No one line or type is more prone to health problems than another. The logic
that a lighter frame of Labrador must be healthier does not stand up in
practice, especially as many of the working line breeders have been slow to
start to use the health schemes (above) and so have not been making informed
decisions health wise when mating dogs for as long as many of the show lines have
been. Matings between pet dogs are numerous, and of course usually are
undertaken for no other reason that the Sire and Dam of the litter lived nearby,
or possibly both with the breeder, so therefore may be a mix of any lines, show,
working or anything in-between!
Temperament is both inherited from its parents and developed by the way the dog
is socialised and raised. It is important to see at least the mother of the
litter to check her temperament is friendly, confident and you would be pleased
to end up with a dog similar to her in looks and personality. If you would not,
walk away. Puppies from show lines, pet lines and working lines can all be bold
and outgoing, can all be timid and nervous and can all be smart and quick to
learn or a little less clever! Generally the nature of field trial and working
lines means that they have been bred for many generations to work hard all day
and have the capacity to learn. These may, therefore, be a more active dog on
the whole than your average show line bred dog, but many show bred lines are
very intelligent and active without being overly demanding in their desire to be
on the go quite so much.
In the end its the type that pleases your eye that you must 'go for'.

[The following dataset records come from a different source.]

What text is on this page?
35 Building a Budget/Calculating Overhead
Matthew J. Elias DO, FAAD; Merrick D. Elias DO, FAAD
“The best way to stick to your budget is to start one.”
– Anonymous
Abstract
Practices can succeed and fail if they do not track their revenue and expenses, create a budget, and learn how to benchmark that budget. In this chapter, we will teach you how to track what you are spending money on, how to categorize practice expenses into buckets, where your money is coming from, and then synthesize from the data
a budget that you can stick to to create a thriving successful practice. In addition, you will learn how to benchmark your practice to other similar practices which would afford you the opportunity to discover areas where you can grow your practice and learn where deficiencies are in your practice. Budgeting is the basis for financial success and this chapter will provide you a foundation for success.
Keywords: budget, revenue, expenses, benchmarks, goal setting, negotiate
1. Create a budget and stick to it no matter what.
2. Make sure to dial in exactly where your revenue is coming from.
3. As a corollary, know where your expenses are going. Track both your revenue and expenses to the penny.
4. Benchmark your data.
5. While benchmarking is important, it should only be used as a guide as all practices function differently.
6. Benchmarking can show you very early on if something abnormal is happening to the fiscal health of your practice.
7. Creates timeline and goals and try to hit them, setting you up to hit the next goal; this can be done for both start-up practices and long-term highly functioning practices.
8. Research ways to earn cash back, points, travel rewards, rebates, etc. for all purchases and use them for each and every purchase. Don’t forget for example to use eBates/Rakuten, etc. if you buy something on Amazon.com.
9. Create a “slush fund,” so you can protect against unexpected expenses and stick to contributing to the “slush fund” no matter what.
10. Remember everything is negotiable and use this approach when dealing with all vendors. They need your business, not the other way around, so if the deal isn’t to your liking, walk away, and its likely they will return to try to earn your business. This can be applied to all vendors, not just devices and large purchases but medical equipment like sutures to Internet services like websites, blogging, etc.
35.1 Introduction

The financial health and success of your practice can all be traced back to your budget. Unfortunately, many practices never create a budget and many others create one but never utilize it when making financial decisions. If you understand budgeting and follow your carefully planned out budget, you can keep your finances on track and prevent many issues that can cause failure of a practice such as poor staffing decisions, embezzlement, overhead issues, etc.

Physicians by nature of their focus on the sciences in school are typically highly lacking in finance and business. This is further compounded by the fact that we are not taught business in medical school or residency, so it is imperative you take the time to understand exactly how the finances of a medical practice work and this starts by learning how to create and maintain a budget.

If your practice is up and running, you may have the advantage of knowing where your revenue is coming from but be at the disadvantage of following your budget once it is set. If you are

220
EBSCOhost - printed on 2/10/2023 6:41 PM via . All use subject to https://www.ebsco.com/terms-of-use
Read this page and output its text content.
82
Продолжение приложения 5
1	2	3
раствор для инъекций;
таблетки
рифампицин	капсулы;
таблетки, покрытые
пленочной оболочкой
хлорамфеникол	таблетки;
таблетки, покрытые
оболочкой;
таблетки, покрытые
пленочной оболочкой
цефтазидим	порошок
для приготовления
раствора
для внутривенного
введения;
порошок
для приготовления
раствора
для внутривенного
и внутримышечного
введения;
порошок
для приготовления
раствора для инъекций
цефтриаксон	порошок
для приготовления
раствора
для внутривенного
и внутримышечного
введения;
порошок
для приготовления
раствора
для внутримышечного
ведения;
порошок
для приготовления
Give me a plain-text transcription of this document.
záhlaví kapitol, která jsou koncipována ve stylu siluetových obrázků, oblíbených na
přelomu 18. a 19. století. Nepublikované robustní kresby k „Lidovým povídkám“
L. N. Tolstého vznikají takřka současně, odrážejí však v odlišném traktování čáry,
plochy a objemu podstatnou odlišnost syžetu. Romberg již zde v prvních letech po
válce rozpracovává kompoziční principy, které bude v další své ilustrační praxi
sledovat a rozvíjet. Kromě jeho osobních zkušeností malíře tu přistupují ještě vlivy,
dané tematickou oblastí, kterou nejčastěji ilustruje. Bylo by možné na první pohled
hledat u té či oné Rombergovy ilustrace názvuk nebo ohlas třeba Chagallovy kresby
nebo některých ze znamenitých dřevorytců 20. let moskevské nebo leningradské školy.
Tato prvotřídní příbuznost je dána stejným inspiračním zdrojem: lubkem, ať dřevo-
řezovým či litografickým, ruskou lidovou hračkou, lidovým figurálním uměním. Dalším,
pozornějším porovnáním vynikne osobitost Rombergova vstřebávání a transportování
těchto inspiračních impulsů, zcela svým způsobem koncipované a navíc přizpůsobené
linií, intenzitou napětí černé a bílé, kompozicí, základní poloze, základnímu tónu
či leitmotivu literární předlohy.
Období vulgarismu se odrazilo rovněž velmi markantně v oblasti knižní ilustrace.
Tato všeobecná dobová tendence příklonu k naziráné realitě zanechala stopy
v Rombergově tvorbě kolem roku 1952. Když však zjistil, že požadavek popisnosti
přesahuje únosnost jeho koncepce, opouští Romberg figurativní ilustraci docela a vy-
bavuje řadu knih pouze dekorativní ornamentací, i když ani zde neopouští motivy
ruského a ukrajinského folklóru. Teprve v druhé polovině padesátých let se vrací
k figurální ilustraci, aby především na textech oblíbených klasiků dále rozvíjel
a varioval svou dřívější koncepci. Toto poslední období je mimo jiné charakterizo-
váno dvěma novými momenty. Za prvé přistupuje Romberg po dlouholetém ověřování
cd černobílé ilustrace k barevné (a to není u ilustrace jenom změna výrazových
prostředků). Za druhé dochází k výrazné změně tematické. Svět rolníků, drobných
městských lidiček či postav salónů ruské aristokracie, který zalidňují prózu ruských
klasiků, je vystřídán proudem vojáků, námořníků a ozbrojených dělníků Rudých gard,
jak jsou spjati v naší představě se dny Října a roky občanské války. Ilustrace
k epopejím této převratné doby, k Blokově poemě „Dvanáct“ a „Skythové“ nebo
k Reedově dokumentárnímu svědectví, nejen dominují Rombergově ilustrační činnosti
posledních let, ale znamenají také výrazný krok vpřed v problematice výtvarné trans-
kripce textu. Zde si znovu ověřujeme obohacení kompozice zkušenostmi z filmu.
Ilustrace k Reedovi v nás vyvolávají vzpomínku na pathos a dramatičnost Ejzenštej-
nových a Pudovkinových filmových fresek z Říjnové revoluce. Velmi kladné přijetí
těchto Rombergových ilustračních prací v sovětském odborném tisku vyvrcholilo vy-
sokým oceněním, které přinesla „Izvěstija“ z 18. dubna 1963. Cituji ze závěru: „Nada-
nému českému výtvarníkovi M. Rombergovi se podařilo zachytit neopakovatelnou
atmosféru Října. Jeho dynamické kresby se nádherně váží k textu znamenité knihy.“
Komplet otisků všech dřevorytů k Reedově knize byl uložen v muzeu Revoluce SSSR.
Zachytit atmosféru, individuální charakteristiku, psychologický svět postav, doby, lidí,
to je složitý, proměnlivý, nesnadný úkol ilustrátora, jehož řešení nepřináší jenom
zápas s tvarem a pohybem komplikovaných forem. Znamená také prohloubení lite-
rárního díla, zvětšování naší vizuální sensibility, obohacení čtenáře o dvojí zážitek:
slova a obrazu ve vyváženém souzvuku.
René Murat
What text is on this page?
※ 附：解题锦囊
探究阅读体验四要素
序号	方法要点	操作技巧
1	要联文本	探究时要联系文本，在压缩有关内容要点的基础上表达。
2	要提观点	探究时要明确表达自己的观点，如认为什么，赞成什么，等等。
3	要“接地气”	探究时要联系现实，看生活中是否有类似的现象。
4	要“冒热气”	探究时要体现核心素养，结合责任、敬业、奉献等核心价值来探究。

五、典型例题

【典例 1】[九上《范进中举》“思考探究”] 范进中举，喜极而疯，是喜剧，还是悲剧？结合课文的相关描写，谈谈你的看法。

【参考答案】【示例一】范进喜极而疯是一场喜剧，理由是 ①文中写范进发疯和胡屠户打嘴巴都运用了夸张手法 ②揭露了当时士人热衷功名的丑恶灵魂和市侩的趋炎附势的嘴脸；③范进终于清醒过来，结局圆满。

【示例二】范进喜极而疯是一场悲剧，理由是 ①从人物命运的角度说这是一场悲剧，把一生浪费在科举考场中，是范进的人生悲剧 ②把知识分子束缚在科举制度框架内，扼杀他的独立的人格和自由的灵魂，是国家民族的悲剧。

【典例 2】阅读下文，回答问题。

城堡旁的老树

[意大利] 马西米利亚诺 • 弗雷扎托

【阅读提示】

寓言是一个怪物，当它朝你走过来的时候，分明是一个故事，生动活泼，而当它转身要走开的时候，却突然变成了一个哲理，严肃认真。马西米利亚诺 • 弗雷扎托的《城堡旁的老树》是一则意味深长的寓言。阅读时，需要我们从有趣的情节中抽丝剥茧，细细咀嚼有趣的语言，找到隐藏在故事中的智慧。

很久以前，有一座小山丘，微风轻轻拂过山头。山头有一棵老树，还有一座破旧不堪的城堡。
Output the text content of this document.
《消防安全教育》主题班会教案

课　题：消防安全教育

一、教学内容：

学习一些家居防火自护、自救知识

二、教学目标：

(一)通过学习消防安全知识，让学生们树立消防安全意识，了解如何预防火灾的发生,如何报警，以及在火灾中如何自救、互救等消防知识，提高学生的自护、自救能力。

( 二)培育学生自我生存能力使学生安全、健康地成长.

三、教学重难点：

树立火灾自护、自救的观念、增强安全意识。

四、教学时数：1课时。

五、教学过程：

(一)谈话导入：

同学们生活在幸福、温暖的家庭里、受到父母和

This picture shows a both show line and working line dogs next to one another
and gives a clear indication of the differences in structure and size.
Q: I 'only' want a pet puppy. Surely the sort of
breeder who uses health schemes and competes with their dogs won't be interested
in selling to me?
Breeders who show or work their dogs still always expect the vast majority of
their puppies to go into pet homes. Just because they are experienced, regular
competitors, doesn't mean they won't sell to pet homes. There is no NEED to buy
from novice breeders, mating pet dogs for no good reason because you 'only want
a pet'. Prices will be almost exactly the same too for pet puppies from whatever
source. So make sure your source is a quality one!